TinyBuild, Inc. centralizes corporate authority within the Board of Directors, granting them broad powers to fill vacancies, set compensation, and establish committees.
Stockholders are prohibited from taking action by written consent and must adhere to strict notice periods of 75 to 105 days for director nominations or business proposals.
The Delaware Court of Chancery is designated as the exclusive forum for internal corporate litigation, while federal courts are mandated for Securities Act claims.
A quorum for stockholder meetings generally requires a majority of issued shares, though this threshold can be reduced to one-third under specific board-approved conditions.
The bylaws mandate the indemnification of directors and officers for legal expenses, provided actions were taken in good faith, excluding cases of intentional misconduct or breaches of loyalty.
Governance protocols allow for modern operational flexibility, permitting the board to conduct business via remote communication or unanimous written consent.
The corporation reserves the right to refuse stock registrations that violate the Securities Act of 1933 and recognizes only registered owners for voting and dividend purposes.
The Second Amended and Restated Bylaws of tinyBuild, Inc., effective as of February 2021 and updated through June 2025, establish a comprehensive governance framework for the corporation’s operations, stockholder relations, and board conduct. The primary objective is to define the procedural requirements for corporate decision-making, including the election of directors and the management of stockholder meetings. A quorum for such meetings generally requires a majority of issued shares, though this may be reduced to one-third under specific board-approved conditions. Stockholders are prohibited from taking action by written consent and must adhere to strict notice periods—typically 75 to 105 days—to nominate directors or propose business.

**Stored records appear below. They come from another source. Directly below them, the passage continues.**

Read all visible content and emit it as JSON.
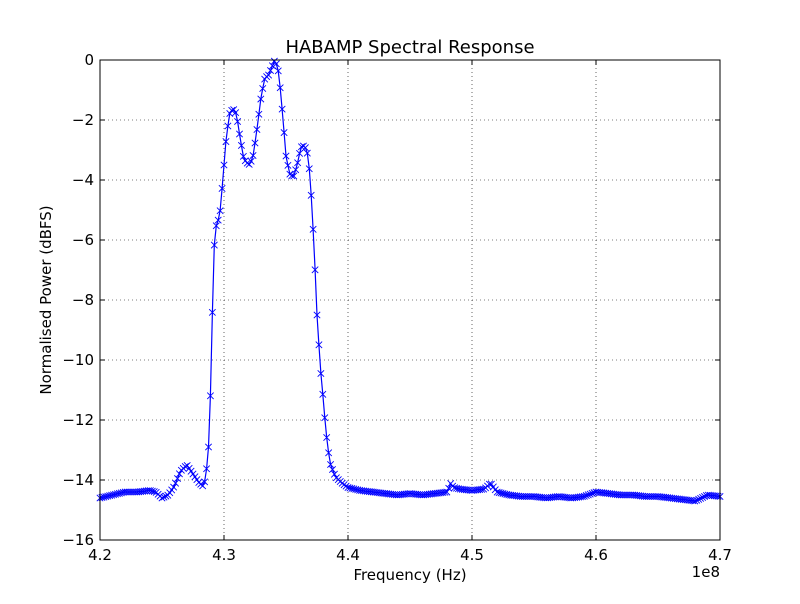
{
  "chart_data": {
    "type": "line",
    "title": "HABAMP Spectral Response",
    "xlabel": "Frequency (Hz)",
    "ylabel": "Normalised Power (dBFS)",
    "x_multiplier_label": "1e8",
    "xlim": [
      4.2,
      4.7
    ],
    "ylim": [
      -16,
      0
    ],
    "x_ticks": [
      "4.2",
      "4.3",
      "4.4",
      "4.5",
      "4.6",
      "4.7"
    ],
    "y_ticks": [
      "0",
      "−2",
      "−4",
      "−6",
      "−8",
      "−10",
      "−12",
      "−14",
      "−16"
    ],
    "grid": true,
    "line_color": "#0000ff",
    "marker": "x",
    "series": [
      {
        "x": [
          4.2,
          4.21,
          4.22,
          4.23,
          4.24,
          4.245,
          4.25,
          4.255,
          4.26,
          4.265,
          4.27,
          4.275,
          4.28,
          4.283,
          4.285,
          4.287,
          4.288,
          4.289,
          4.29,
          4.291,
          4.292,
          4.293,
          4.295,
          4.297,
          4.3,
          4.302,
          4.305,
          4.308,
          4.31,
          4.313,
          4.316,
          4.32,
          4.323,
          4.326,
          4.33,
          4.333,
          4.336,
          4.339,
          4.341,
          4.342,
          4.344,
          4.346,
          4.348,
          4.35,
          4.353,
          4.356,
          4.359,
          4.362,
          4.365,
          4.368,
          4.371,
          4.373,
          4.374,
          4.375,
          4.376,
          4.377,
          4.378,
          4.379,
          4.38,
          4.382,
          4.384,
          4.386,
          4.39,
          4.395,
          4.4,
          4.41,
          4.42,
          4.43,
          4.44,
          4.45,
          4.46,
          4.47,
          4.48,
          4.483,
          4.485,
          4.49,
          4.5,
          4.51,
          4.515,
          4.52,
          4.53,
          4.54,
          4.55,
          4.56,
          4.57,
          4.58,
          4.59,
          4.6,
          4.61,
          4.62,
          4.63,
          4.64,
          4.65,
          4.66,
          4.67,
          4.68,
          4.69,
          4.7
        ],
        "y": [
          -14.6,
          -14.5,
          -14.4,
          -14.4,
          -14.35,
          -14.4,
          -14.6,
          -14.5,
          -14.2,
          -13.7,
          -13.5,
          -13.8,
          -14.1,
          -14.2,
          -14.0,
          -13.2,
          -12.6,
          -11.3,
          -9.6,
          -7.7,
          -6.3,
          -5.6,
          -5.4,
          -5.0,
          -3.5,
          -2.5,
          -1.7,
          -1.65,
          -1.8,
          -2.6,
          -3.3,
          -3.5,
          -3.3,
          -2.5,
          -1.2,
          -0.6,
          -0.5,
          -0.2,
          0.0,
          -0.1,
          -0.4,
          -1.2,
          -2.2,
          -3.2,
          -3.8,
          -3.9,
          -3.5,
          -2.9,
          -2.85,
          -3.2,
          -4.9,
          -6.6,
          -7.5,
          -8.5,
          -9.1,
          -9.8,
          -10.4,
          -10.8,
          -11.3,
          -12.3,
          -13.0,
          -13.5,
          -13.9,
          -14.1,
          -14.25,
          -14.35,
          -14.4,
          -14.45,
          -14.5,
          -14.45,
          -14.5,
          -14.45,
          -14.4,
          -14.1,
          -14.25,
          -14.3,
          -14.35,
          -14.3,
          -14.1,
          -14.4,
          -14.5,
          -14.55,
          -14.55,
          -14.6,
          -14.55,
          -14.6,
          -14.55,
          -14.4,
          -14.45,
          -14.5,
          -14.5,
          -14.55,
          -14.55,
          -14.6,
          -14.65,
          -14.7,
          -14.5,
          -14.55
        ]
      }
    ]
  }
}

The Board of Directors maintains significant authority over corporate strategy and internal administration, including the power to fill vacancies, determine director compensation, and establish committees. Governance protocols permit the board to act via remote communication or unanimous written consent, modernizing the corporation's operational flexibility. Furthermore, the bylaws mandate the indemnification of directors and officers for legal expenses and judgments, provided their actions were taken in good faith. This protection is balanced by exclusions for breaches of loyalty or intentional misconduct, ensuring a standard of fiduciary responsibility.

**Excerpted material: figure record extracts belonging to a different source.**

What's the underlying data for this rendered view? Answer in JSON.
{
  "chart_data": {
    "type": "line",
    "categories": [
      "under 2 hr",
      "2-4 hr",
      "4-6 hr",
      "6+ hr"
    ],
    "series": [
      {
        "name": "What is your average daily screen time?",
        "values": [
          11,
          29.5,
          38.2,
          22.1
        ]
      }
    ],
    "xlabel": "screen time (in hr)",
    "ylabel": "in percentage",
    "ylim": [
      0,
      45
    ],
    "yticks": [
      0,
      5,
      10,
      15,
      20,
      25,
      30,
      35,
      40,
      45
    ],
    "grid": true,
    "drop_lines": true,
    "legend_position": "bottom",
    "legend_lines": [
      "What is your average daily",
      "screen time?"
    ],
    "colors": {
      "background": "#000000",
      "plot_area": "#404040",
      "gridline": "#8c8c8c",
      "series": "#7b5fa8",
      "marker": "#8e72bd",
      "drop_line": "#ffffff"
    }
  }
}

Financial and legal protections are further reinforced through specific provisions regarding stock transfers and litigation. The corporation reserves the right to refuse stock registrations that violate the Securities Act of 1933 and recognizes only registered owners for voting and dividend purposes. Legal disputes are strictly regulated, with the Delaware Court of Chancery designated as the exclusive forum for internal corporate litigation and federal courts identified for Securities Act claims. These provisions, alongside 2025 amendments regarding electronic notices and voting list requirements, ensure the corporation remains compliant with evolving legal standards while centralizing authority within the board.